The executor gets a percentage of the estate for payment
If the expense of attorneys, court fees, appraisers, and CPAs comes as a surprise, keep in mind the executor gets payment for their services. Sometimes it is stated in the will what the fee will be and sometimes the fee is regulated by the state. In NYC the executor gets a percentage of the estate as payment. The percentage is based on the size of the estate. If a family member is the executor they sometimes refuse payment, especially if they are also a beneficiary, because the payment is taxable income.
Executors do not always communicate with the family
Executors do not have to communicate with family. One would think it would be a legal obligation but it is not. For our deceased’s estate we had to hire our own attorney to get information from the executor. In our case, the executor named in the will chose to renounce his position. We can only assume it was because he realized the family meant business in making sure he did his job properly.
Guides and websites that explain the role of an executor state it is in the executor’s best interest to keep the family, and beneficiaries, informed but just because it is recommended does not mean it will happen.
I have had emails and phone calls and have decided it is best to keep them informed. I created an email address specifically for the estate and opened a PO Box. Once full letters are issued I will periodically send out an update to all next of kin and beneficiaries.
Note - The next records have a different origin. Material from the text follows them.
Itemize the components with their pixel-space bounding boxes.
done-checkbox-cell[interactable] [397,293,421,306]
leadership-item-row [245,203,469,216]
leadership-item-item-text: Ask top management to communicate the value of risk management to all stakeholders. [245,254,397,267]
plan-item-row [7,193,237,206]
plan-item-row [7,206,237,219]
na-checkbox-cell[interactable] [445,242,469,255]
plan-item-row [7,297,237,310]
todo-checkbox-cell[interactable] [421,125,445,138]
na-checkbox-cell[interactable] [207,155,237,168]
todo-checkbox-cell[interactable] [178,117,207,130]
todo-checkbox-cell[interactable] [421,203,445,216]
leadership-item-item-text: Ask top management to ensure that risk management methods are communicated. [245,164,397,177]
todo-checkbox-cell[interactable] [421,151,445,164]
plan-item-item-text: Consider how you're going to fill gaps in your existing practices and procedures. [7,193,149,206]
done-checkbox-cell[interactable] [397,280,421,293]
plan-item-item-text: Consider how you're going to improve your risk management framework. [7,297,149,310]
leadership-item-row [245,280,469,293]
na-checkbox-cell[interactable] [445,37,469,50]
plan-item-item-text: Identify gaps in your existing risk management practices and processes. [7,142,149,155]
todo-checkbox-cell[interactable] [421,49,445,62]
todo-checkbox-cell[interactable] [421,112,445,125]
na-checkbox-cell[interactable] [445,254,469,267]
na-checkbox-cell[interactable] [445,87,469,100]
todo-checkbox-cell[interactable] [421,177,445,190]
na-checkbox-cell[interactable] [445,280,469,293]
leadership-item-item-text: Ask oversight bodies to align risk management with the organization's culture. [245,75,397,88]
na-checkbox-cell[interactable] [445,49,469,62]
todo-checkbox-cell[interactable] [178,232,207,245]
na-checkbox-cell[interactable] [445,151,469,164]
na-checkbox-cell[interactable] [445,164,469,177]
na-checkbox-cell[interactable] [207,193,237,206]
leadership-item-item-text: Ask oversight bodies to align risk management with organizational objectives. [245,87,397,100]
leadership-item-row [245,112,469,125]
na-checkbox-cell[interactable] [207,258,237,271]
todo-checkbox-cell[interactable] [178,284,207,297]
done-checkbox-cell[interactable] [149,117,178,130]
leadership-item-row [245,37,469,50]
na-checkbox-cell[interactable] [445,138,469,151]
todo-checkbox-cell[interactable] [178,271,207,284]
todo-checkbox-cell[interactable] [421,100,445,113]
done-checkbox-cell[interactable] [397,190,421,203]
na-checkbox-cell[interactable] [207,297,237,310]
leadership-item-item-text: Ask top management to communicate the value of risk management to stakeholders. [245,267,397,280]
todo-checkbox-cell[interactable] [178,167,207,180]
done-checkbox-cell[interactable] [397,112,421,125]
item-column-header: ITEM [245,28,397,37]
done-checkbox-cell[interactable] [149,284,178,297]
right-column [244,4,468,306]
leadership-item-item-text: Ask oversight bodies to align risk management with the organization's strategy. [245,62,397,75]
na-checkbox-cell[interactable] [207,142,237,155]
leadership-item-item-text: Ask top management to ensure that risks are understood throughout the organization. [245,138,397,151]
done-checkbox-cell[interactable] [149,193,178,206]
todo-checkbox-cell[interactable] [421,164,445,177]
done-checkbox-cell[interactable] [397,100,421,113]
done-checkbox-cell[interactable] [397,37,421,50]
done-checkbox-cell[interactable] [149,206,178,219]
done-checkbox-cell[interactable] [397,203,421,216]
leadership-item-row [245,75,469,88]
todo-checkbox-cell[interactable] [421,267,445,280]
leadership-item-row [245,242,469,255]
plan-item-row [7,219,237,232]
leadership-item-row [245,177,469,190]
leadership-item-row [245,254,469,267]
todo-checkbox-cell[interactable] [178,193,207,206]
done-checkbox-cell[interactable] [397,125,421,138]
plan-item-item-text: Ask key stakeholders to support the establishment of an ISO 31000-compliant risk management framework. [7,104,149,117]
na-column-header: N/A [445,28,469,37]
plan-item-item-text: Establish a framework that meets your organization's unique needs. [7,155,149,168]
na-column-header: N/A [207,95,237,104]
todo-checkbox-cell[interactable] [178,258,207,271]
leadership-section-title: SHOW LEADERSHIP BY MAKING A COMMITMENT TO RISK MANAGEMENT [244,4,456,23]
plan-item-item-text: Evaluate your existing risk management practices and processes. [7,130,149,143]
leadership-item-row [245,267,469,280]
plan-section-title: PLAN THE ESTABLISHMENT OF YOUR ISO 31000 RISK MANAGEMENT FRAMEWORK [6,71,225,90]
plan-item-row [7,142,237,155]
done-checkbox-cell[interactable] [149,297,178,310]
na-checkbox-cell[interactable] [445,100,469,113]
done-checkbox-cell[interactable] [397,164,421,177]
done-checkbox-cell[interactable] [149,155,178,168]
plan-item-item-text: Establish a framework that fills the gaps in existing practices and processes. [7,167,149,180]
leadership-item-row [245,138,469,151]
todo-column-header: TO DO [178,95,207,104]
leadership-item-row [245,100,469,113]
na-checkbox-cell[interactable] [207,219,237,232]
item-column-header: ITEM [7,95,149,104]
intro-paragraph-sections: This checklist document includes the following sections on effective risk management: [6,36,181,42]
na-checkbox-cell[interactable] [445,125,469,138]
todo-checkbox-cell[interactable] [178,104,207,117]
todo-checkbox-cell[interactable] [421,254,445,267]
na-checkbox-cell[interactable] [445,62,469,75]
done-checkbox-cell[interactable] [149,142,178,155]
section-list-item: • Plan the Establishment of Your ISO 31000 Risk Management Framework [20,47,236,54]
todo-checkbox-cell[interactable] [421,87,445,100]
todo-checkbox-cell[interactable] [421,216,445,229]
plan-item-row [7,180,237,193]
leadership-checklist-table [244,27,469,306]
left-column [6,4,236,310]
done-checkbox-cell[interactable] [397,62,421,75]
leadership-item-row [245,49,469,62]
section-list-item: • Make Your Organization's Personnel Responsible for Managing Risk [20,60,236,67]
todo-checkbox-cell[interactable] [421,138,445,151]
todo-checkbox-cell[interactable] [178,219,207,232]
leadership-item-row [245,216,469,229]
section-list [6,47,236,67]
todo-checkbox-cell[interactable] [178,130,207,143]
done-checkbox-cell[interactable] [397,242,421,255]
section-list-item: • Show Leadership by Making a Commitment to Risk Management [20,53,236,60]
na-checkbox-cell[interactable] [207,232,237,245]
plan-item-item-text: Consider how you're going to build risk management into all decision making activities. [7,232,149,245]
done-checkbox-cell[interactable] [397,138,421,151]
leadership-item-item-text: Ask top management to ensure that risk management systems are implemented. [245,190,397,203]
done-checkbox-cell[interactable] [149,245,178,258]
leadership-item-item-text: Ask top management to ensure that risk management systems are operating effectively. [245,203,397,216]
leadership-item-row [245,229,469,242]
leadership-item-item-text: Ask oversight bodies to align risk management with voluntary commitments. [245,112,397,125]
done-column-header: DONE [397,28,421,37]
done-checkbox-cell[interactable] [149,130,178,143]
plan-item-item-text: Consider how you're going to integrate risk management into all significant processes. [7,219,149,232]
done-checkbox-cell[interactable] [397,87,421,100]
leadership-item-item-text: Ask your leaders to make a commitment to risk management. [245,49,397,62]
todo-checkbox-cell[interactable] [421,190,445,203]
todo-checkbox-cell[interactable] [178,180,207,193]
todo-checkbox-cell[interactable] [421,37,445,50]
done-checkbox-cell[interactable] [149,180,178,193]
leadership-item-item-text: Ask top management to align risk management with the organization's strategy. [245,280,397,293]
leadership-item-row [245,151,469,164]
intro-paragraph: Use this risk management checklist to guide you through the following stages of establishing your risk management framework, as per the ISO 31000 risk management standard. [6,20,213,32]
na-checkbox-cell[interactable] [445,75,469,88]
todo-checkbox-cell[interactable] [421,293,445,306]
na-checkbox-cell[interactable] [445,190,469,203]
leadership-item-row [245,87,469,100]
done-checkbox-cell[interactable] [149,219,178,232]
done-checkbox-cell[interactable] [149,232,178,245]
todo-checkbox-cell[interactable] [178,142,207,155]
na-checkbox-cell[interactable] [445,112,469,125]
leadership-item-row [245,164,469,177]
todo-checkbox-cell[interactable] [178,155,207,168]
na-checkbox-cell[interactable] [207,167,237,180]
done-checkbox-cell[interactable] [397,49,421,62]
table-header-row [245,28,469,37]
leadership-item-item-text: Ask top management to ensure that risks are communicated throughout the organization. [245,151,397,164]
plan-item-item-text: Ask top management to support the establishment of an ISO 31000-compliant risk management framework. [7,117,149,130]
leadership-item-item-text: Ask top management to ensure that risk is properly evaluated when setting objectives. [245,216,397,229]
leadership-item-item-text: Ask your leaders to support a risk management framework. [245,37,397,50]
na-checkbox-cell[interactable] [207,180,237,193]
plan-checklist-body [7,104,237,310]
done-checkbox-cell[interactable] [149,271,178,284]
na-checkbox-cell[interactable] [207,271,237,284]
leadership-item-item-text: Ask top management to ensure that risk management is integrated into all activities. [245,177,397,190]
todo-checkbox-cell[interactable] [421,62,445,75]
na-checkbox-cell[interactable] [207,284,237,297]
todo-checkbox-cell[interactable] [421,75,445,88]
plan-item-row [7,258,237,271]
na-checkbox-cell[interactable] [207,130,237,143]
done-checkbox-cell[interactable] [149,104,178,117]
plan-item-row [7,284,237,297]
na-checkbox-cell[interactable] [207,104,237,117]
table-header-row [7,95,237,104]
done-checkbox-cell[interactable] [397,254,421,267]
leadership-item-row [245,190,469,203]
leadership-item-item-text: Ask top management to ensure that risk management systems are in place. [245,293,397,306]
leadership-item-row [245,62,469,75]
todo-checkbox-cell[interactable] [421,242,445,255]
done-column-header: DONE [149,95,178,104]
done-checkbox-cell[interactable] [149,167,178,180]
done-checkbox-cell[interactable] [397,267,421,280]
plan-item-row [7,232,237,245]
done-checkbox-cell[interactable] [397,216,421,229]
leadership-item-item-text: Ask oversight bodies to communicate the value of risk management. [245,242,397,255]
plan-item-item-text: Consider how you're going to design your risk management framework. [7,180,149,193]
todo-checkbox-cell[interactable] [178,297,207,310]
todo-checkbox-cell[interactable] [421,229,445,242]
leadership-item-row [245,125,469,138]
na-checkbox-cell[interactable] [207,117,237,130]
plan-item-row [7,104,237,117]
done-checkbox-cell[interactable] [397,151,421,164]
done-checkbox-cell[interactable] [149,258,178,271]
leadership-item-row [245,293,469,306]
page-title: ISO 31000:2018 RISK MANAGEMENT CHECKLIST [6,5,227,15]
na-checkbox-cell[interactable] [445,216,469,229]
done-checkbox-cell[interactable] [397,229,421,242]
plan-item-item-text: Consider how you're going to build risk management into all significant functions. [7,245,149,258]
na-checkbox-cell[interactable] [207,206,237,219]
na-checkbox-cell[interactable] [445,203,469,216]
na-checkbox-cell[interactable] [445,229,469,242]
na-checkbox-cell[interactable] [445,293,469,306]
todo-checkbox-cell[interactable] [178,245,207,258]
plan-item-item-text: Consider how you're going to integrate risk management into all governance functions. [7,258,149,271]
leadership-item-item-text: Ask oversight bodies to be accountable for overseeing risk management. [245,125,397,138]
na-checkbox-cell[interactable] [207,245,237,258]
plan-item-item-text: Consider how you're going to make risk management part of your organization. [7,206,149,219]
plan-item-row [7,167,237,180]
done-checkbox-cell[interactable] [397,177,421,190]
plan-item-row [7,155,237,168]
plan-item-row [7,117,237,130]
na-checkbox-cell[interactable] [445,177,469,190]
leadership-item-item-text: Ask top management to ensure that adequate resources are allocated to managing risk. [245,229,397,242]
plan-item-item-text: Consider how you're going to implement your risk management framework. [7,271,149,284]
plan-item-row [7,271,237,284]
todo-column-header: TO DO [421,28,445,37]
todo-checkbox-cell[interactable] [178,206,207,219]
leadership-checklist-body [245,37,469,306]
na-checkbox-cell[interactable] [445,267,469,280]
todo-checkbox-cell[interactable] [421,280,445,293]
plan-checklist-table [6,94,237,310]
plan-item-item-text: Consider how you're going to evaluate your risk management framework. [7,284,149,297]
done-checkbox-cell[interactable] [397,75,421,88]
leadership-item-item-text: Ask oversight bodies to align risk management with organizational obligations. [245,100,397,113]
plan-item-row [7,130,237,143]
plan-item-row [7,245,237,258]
Complications arise where you least expect them
Probate for a will requires a lot of specific legal steps. Complications can arise at any step, especially since the process involves next of kin and businesses that do not always have procedures in place and instructions that all employees understand. Just a few of the complications that we have faced to date:
- Next of kin choosing to take their time in returning documents the court requires to know that family members are OK with the will be submitted into probate.
- Creditors not knowing what to do or refusing to send documents directly to you so you can write up a known debts list for the courts.
- Financial institutions not understanding that temporary letters do give them permission to talk to you about the accounts. This then delays the inventory of assets required by the courts.
- Delayed court date for probate due to delay in document preparation and receipt.
One would think that at least financial institutions would know what can and cannot be done when presented with legal documents for probate, but they do not.
The estate fund must be set up in the state where the deceased had their legal, permanent domicile address
After a person dies an estate fund is created that is a combined sum of all the financial assets that were held by that person (except for stocks and retirement accounts, etc.). So, if they had multiple checking and savings accounts all those funds will be combined into one fund called an estate fund. This estate fund must be set up in the state where the deceased’s legal residence was located. Thus, if the deceased lived in Florida, and the administrator/executor lives in another state, the estate fund must be opened in Florida. This is a safety measure for the estate. It tries to ensure that the administrator or executor does not run off with the money to a place unknown.
Probate is a long, frustrating, emotional process. It can be complicated and it requires a lot of legal expertise. The rules don’t always make sense at first but most are there to protect the estate. Executors and administrators must keep the good of the estate at the forefront. If an executor is not talking to the family and keeping them informed then hire an attorney to “keep an eye on the executor.” Banks and creditors will not always have full instructions and understanding of documents and the probate process.